Extremist content has been growing online since Hamas attacked Israel on Oct. 7. An Oct. 12 bulletin from the Institute for Strategic Dialogue called the platform X “an epicenter for content praising the attacks perpetrated by the Hamas-linked al-Qassem Brigades, as well as Palestinian Islamic Jihad (PIJ), and Hezbollah.”
The analysis counted more than 16 million views of 120 pieces of branded terrorist content put out by the groups on the X platform. The content included GoPro footage of fighters desecrating the bodies of Israeli serviceman. Hashtags associated with the content had 1.98 million mentions, the bulletin said.

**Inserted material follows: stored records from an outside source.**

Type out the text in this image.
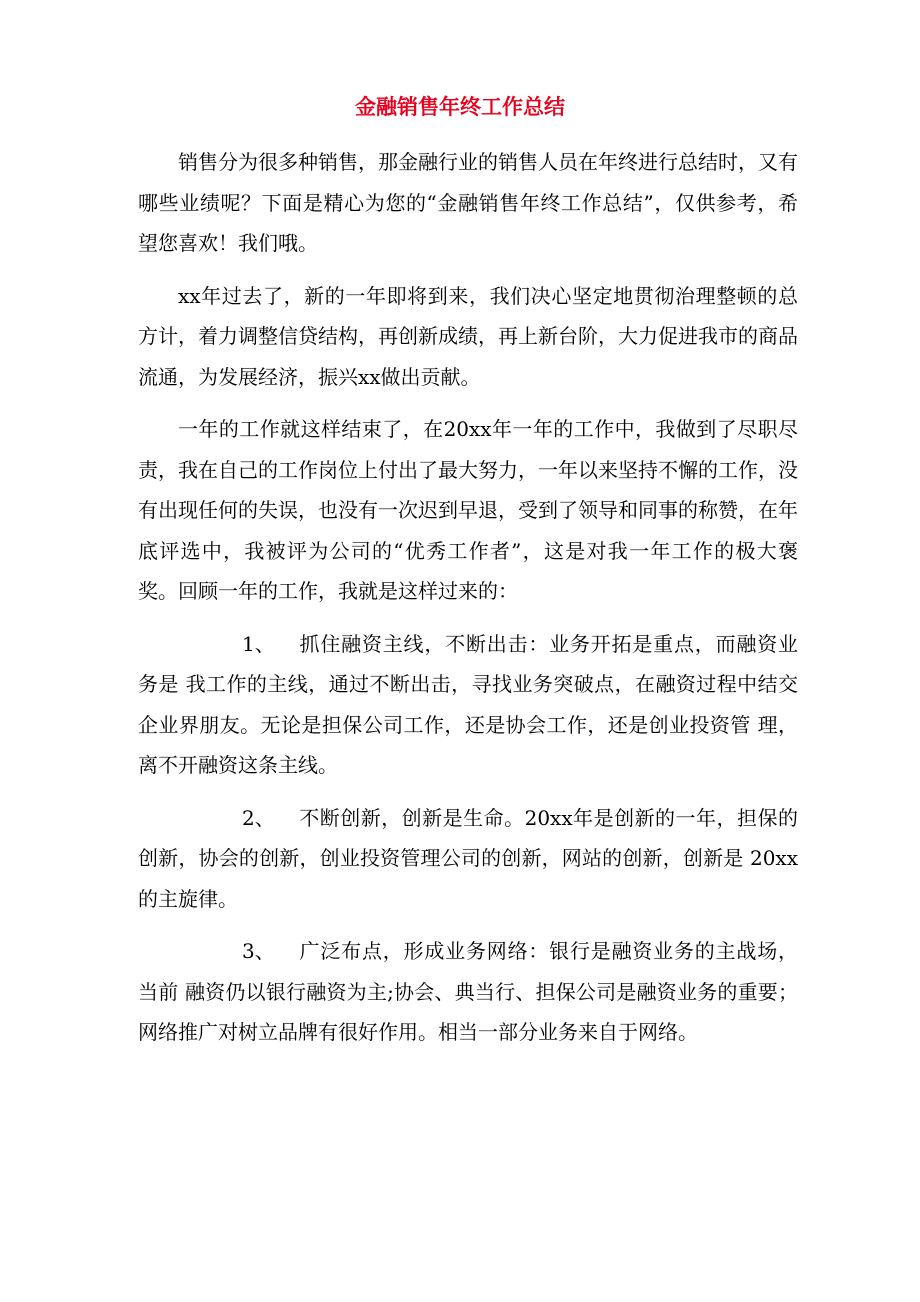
金融销售年终工作总结

销售分为很多种销售，那金融行业的销售人员在年终进行总结时，又有哪些业绩呢？下面是精心为您的“金融销售年终工作总结”，仅供参考，希望您喜欢！我们哦。

xx年过去了，新的一年即将到来，我们决心坚定地贯彻治理整顿的总方计，着力调整信贷结构，再创新成绩，再上新台阶，大力促进我市的商品流通，为发展经济，振兴xx做出贡献。

一年的工作就这样结束了，在20xx年一年的工作中，我做到了尽职尽责，我在自己的工作岗位上付出了最大努力，一年以来坚持不懈的工作，没有出现任何的失误，也没有一次迟到早退，受到了领导和同事的称赞，在年底评选中，我被评为公司的“优秀工作者”，这是对我一年工作的极大褒奖。回顾一年的工作，我就是这样过来的：

1、 抓住融资主线，不断出击：业务开拓是重点，而融资业务是 我工作的主线，通过不断出击，寻找业务突破点，在融资过程中结交 企业界朋友。无论是担保公司工作，还是协会工作，还是创业投资管 理，离不开融资这条主线。

2、 不断创新，创新是生命。20xx年是创新的一年，担保的创新，协会的创新，创业投资管理公司的创新，网站的创新，创新是 20xx的主旋律。

3、 广泛布点，形成业务网络：银行是融资业务的主战场，当前 融资仍以银行融资为主;协会、典当行、担保公司是融资业务的重要； 网络推广对树立品牌有很好作用。相当一部分业务来自于网络。
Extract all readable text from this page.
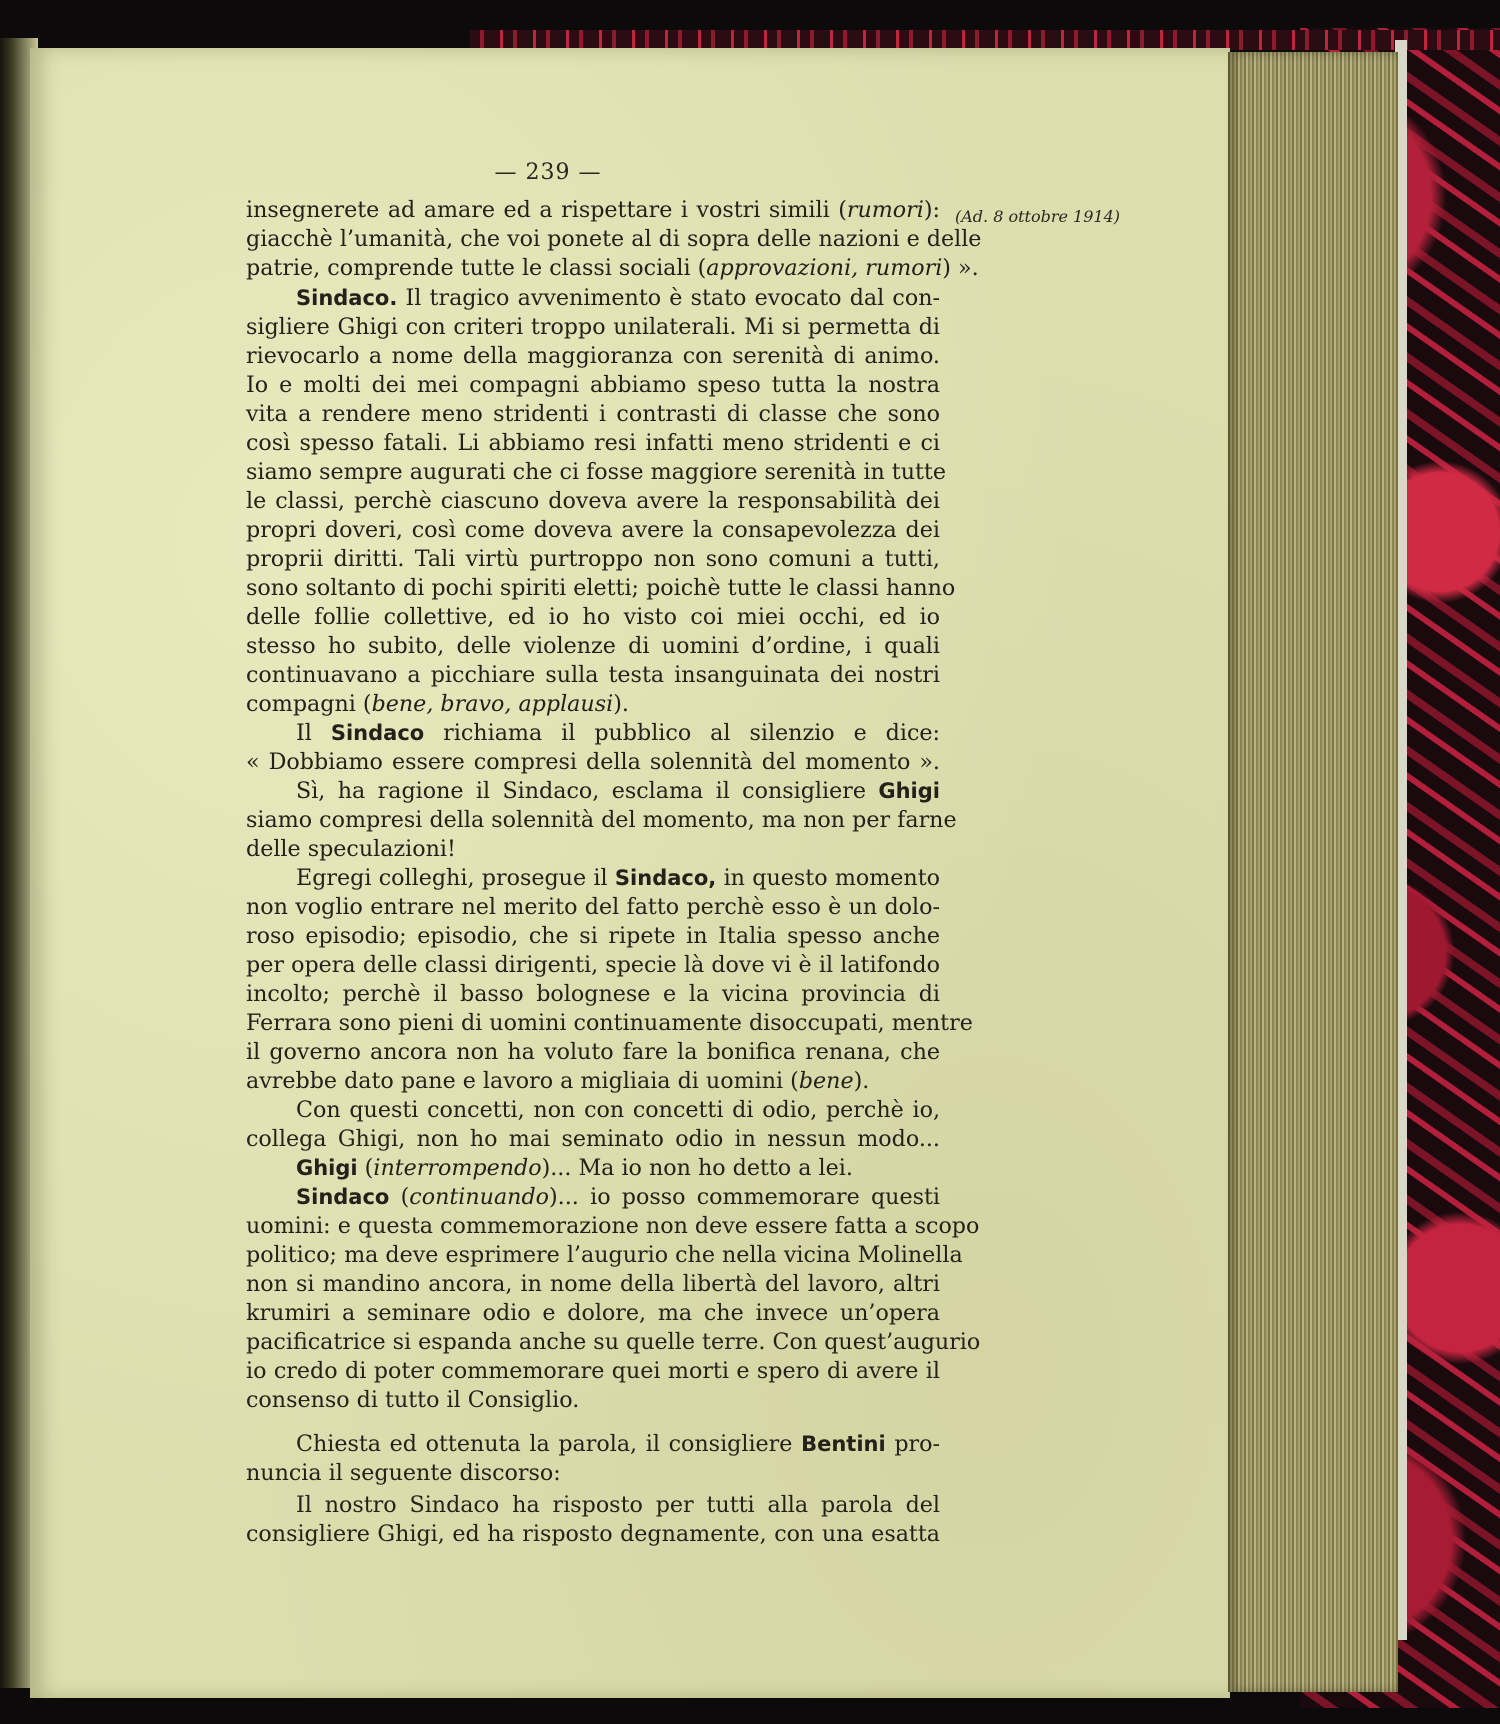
— 239 —
(Ad. 8 ottobre 1914)
insegnerete ad amare ed a rispettare i vostri simili (rumori):
giacchè l’umanità, che voi ponete al di sopra delle nazioni e delle
patrie, comprende tutte le classi sociali (approvazioni, rumori) ».
Sindaco. Il tragico avvenimento è stato evocato dal con-
sigliere Ghigi con criteri troppo unilaterali. Mi si permetta di
rievocarlo a nome della maggioranza con serenità di animo.
Io e molti dei mei compagni abbiamo speso tutta la nostra
vita a rendere meno stridenti i contrasti di classe che sono
così spesso fatali. Li abbiamo resi infatti meno stridenti e ci
siamo sempre augurati che ci fosse maggiore serenità in tutte
le classi, perchè ciascuno doveva avere la responsabilità dei
propri doveri, così come doveva avere la consapevolezza dei
proprii diritti. Tali virtù purtroppo non sono comuni a tutti,
sono soltanto di pochi spiriti eletti; poichè tutte le classi hanno
delle follie collettive, ed io ho visto coi miei occhi, ed io
stesso ho subito, delle violenze di uomini d’ordine, i quali
continuavano a picchiare sulla testa insanguinata dei nostri
compagni (bene, bravo, applausi).
Il Sindaco richiama il pubblico al silenzio e dice:
« Dobbiamo essere compresi della solennità del momento ».
Sì, ha ragione il Sindaco, esclama il consigliere Ghigi
siamo compresi della solennità del momento, ma non per farne
delle speculazioni!
Egregi colleghi, prosegue il Sindaco, in questo momento
non voglio entrare nel merito del fatto perchè esso è un dolo-
roso episodio; episodio, che si ripete in Italia spesso anche
per opera delle classi dirigenti, specie là dove vi è il latifondo
incolto; perchè il basso bolognese e la vicina provincia di
Ferrara sono pieni di uomini continuamente disoccupati, mentre
il governo ancora non ha voluto fare la bonifica renana, che
avrebbe dato pane e lavoro a migliaia di uomini (bene).
Con questi concetti, non con concetti di odio, perchè io,
collega Ghigi, non ho mai seminato odio in nessun modo...
Ghigi (interrompendo)... Ma io non ho detto a lei.
Sindaco (continuando)... io posso commemorare questi
uomini: e questa commemorazione non deve essere fatta a scopo
politico; ma deve esprimere l’augurio che nella vicina Molinella
non si mandino ancora, in nome della libertà del lavoro, altri
krumiri a seminare odio e dolore, ma che invece un’opera
pacificatrice si espanda anche su quelle terre. Con quest’augurio
io credo di poter commemorare quei morti e spero di avere il
consenso di tutto il Consiglio.
Chiesta ed ottenuta la parola, il consigliere Bentini pro-
nuncia il seguente discorso:
Il nostro Sindaco ha risposto per tutti alla parola del
consigliere Ghigi, ed ha risposto degnamente, con una esatta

The Institute for Strategic Dialogue also found that U.S.-based neo-Nazis had appropriated the language of Hamas and have been using the conflict in an effort to inspire attacks in the U.S. and on Jewish communities globally. The neo-Nazi accounts are spreading official terrorist content linked to the Qassem Brigades on Telegram, while also linking to "Resistance Axis" groups on the platform.

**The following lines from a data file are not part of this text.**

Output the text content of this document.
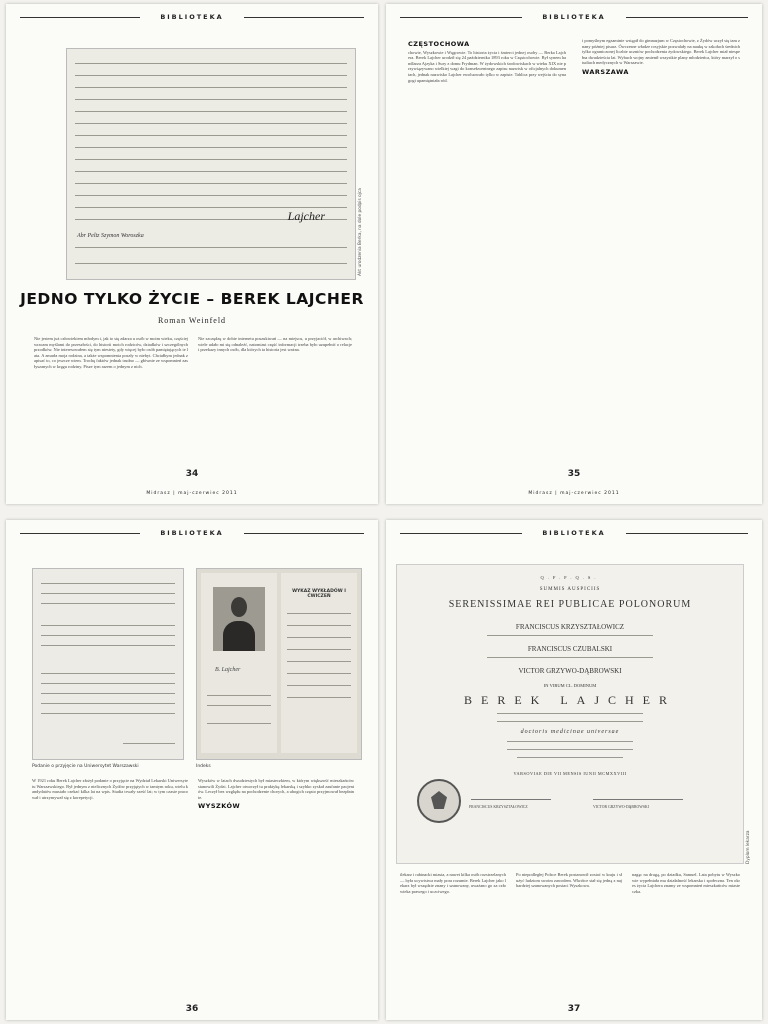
BIBLIOTEKA
Abr Peltz Szymon Woroszka
Lajcher	Akt urodzenia Berka, na dole podpis ojca
JEDNO TYLKO ŻYCIE – BEREK LAJCHER
Roman Weinfeld
Nie jestem już człowiekiem młodym i, jak to się zdarza u osób w moim wieku, częściej wracam myślami do przeszłości, do historii moich rodziców, dziadków i szczególnych przodków. Nie interesowałem się tym niestety, gdy więcej było osób pamiętających te lata. A zmarła moja rodzina, a także wspomnienia poszły w niebyt. Chciałbym jednak zapisać to, co jeszcze wiem. Trochę faktów jednak trudno — głównie ze wspomnień zasłyszanych w kręgu rodziny. Pisze tym razem o jednym z nich.
Nie szczędzę w dobie internetu poszukiwań — na miejscu, u przyjaciół, w archiwach; wiele udało mi się odnaleźć, natomiast część informacji trzeba było uzupełnić o relacje i przekazy innych osób, dla których ta historia jest ważna.
34
Midrasz | maj-czerwiec 2011
BIBLIOTEKA
CZĘSTOCHOWA
chowie, Wyszkowie i Węgrowie. To historia życia i śmierci jednej osoby — Berka Lajchera. Berek Lajcher urodził się 24 października 1893 roku w Częstochowie. Był synem handlarza Ajzyka i Sury z domu Frydman. W żydowskich środowiskach w wieku XIX nie przywiązywano wielkiej wagi do konsekwentnego zapisu nazwisk w oficjalnych dokumentach, jednak nazwisko Lajcher ewoluowało tylko w zapisie. Tablica przy wejściu do synagogi upamiętniała ród.
i pomyślnym egzaminie wstąpił do gimnazjum w Częstochowie, z Żydów uczył się tam znany później pisarz. Ówczesne władze rosyjskie pozwalały na naukę w szkołach średnich tylko ograniczonej liczbie uczniów pochodzenia żydowskiego. Berek Lajcher miał niespełna dwadzieścia lat. Wybuch wojny zmienił wszystkie plany młodzieńca, który marzył o studiach medycznych w Warszawie.
WARSZAWA
35
Midrasz | maj-czerwiec 2011
BIBLIOTEKA
Podanie o przyjęcie na Uniwersytet Warszawski
B. Lajcher
WYKAZ WYKŁADÓW I ĆWICZEŃ
Indeks
W 1921 roku Berek Lajcher złożył podanie o przyjęcie na Wydział Lekarski Uniwersytetu Warszawskiego. Był jednym z nielicznych Żydów przyjętych w tamtym roku, wielu kandydatów musiało czekać kilka lat na wpis. Studia trwały sześć lat; w tym czasie pracował i utrzymywał się z korepetycji.
Wyszków w latach dwudziestych był miasteczkiem, w którym większość mieszkańców stanowili Żydzi. Lajcher otworzył tu praktykę lekarską i szybko zyskał zaufanie pacjentów. Leczył bez względu na pochodzenie chorych, a ubogich często przyjmował bezpłatnie.
WYSZKÓW
36
BIBLIOTEKA
Q.F.F.Q.S.
SUMMIS AUSPICIIS
SERENISSIMAE REI PUBLICAE POLONORUM
FRANCISCUS KRZYSZTAŁOWICZ
FRANCISCUS CZUBALSKI
VICTOR GRZYWO-DĄBROWSKI
IN VIRUM CL. DOMINUM
BEREK LAJCHER
doctoris medicinae universae
VARSOVIAE DIE VII MENSIS IUNII MCMXXVIII
FRANCISCUS KRZYSZTAŁOWICZ	VICTOR GRZYWO-DĄBROWSKI
Dyplom lekarza
ilekarz i rabinacki miasta, a nawet kilka osób rozstrzelanych — była ucywistwa mały pora rozumie. Berek Lajcher jako lekarz był wszędzie znany i szanowany, uważano go za człowieka prawego i uczciwego.
Po niepodległej Polsce Berek postanowił zostać w kraju i służyć ludziom swoim zawodem. Wkrótce stał się jedną z najbardziej szanowanych postaci Wyszkowa.
nagąc na drugą, po dziadku, Samuel. Lata pobytu w Wyszkowie wypełniała mu działalność lekarska i społeczna. Ten okres życia Lajchera znamy ze wspomnień mieszkańców miasteczka.
37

Several members of extremist groups in the U.S. and Canada — including members of the Proud Boys — have posted on Telegram expressing a desire to kill or harm Jewish people, according to Advance Democracy, which studies far-right rhetoric online.

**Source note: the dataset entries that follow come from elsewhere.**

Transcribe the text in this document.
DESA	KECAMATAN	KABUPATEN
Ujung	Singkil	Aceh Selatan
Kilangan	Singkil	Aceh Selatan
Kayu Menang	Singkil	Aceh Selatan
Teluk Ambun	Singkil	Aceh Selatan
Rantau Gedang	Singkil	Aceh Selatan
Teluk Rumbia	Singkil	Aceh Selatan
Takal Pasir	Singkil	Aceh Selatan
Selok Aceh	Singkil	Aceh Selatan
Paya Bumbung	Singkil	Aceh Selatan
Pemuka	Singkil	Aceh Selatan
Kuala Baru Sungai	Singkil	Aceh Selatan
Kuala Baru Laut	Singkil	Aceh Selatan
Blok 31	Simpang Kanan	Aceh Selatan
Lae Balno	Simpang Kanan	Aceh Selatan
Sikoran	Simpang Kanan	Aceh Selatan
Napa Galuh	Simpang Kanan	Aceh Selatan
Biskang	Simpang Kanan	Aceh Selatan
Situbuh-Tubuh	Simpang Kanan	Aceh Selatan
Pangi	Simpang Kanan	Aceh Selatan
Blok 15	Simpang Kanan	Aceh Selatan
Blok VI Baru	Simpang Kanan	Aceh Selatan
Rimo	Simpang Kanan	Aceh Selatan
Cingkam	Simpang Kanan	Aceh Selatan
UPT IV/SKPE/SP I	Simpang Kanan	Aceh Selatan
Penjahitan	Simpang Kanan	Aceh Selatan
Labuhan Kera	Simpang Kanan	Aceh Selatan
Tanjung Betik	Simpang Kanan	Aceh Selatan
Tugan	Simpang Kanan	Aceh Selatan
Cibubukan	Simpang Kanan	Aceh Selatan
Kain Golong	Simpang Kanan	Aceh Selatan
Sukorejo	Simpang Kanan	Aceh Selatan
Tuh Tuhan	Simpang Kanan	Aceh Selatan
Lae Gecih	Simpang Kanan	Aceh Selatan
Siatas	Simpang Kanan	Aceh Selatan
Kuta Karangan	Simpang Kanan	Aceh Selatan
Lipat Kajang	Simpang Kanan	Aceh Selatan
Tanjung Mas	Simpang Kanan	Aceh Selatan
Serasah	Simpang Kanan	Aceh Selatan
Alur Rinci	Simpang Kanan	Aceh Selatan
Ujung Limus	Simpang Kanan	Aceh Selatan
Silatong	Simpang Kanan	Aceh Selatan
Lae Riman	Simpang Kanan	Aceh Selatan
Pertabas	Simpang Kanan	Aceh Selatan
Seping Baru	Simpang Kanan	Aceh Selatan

The European Union tries to fight back
- E.U. demands Meta and TikTok detail efforts to curb disinformation from Israel-Hamas war.
The European Union ratcheted up its scrutiny of Big Tech companies on Thursday with demands for Meta and TikTok to detail their efforts to curb illegal content and disinformation during the Israel-Hamas war.
The European Commission, the 27-nation bloc’s executive branch, formally requested that the social media companies provide information on how they’re complying with sweeping new digital rules aimed at cleaning up online platforms.
The commission asked Meta and TikTok to explain the measures they have taken to reduce the risk of spreading and amplifying terrorist and violent content, hate speech and disinformation.
Under the E.U.’s new rules, which took effect in August, the biggest tech companies face extra obligations to stop a wide range of illegal content from flourishing on their platforms or face the threat of hefty fines.
The new rules, known as the Digital Services Act, are being put to the test by the Israel-Hamas war. Photos and videos have flooded social media of the carnage alongside posts from users pushing false claims and misrepresenting videos from other events.
Brussels issued its first formal request under the DSA last week to Elon Musk’s social media platform X, formerly known as Twitter.
- Click here for the Digital Services Act.
The DSA is meant to "govern the content moderation practices of social media platforms" and address illegal content. It is organized in five chapters, with the most important chapters regulating the liability exemption of intermediaries (Chapter 2), the obligations on intermediaries (Chapter 3), and the cooperation and enforcement framework between the commission and national authorities (Chapter 4).
The DSA proposal maintains the current rule according to which companies that host others' data become liable when informed that this data is illegal. This so-called "conditional liability exemption" is fundamentally different from the broad immunities given to intermediaries under the equivalent rule ("Section 230 CDA") in the United States.
In addition to the liability exemptions, the DSA would introduce a wide-ranging set of new obligations on platforms, including some that aim to disclose to regulators how their algorithms work, while other obligations would create transparency on how decisions to remove content are taken and on the way advertisers target users. The European Centre for Algorithmic Transparency was created to aid the enforcement of this.